I got a call from my a-mom yesterday afternoon, she wanted to know if I’d like to go out to dinner with her and dad tonight. She told me it will be their anniversary. I had no idea, we don’t do well keeping track of those kinds of things in my family. Mom knows the birth dates of all her children, including me, but dad, not so much. He has the vague idea that two of us were born in the fall, but that is it.
I’m not good with dates either, more than occasionally I have to do the math to figure out how old I am. After I hung up the phone I did wonder how long mom and dad had been married. I had to first, figure out how old I was, then add the appropriate amount of years to my age. Turns out it’s my folks 50th anniversary.
Around here most folks make a big deal about their 50th anniversary. The milestone justifies a picture (taken at Olin Mills, of course) in the local paper and a reception in the basement of house of worship of their choice, not to mention the mandatory card shower. My family never went in for that stuff. Though we might all agree that showing up is 90% of success, we aren’t ones to celebrate meeting the minimum requirements. Being married for 50 years simply means you haven’t screwed it up, yet.

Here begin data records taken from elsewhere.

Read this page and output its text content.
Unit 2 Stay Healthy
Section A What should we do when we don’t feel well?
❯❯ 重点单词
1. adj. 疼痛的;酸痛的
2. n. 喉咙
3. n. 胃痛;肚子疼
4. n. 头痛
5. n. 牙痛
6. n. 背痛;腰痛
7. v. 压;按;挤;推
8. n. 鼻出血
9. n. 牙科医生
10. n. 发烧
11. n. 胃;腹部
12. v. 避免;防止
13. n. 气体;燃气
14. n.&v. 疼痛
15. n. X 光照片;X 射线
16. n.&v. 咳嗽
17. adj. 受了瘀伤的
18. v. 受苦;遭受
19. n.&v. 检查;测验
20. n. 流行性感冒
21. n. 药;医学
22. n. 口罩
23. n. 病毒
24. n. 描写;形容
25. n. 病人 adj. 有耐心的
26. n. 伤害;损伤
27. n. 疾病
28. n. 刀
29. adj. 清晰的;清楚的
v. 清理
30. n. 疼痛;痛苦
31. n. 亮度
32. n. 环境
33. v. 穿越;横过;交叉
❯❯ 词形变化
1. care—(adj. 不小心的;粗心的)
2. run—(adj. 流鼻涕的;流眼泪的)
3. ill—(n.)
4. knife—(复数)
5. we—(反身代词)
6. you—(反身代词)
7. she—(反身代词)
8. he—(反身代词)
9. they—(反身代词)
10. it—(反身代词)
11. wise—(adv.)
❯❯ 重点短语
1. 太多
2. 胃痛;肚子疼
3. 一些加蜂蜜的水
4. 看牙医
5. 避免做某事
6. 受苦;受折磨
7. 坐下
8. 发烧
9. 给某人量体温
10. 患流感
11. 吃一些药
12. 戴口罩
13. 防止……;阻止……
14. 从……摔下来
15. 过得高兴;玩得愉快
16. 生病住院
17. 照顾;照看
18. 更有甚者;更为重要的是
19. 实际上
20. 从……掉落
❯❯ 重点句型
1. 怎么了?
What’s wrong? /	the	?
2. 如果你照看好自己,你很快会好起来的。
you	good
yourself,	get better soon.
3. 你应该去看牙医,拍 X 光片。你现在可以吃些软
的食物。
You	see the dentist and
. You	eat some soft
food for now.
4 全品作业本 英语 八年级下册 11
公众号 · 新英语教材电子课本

Even if doing what is expected isn’t much revered in my family, neither is royally fucking something up demonized. We’ve all done it, many times in spectacular form. These episodes get more play in family conversation, many times, than our achievements. We just don’t find it nearly so interesting when things go as they should, that’s expected, but a good near death experience, especially due to your own actions, is pure conversational gold.
I’ll be counting on that acceptance of screwing up tonight. The chances of me coming up with a suitable gift for my parents by 6 p.m. are slim to non-existent. My own guilt is tempered by the fact that no two people on the planet need one more thing in their house less than my parents. But karmic justifications do little when everybody else has a gift.
Maybe I should just thank them for expecting the minimum standard and teaching me to admit, and even sometimes embrace, my failures.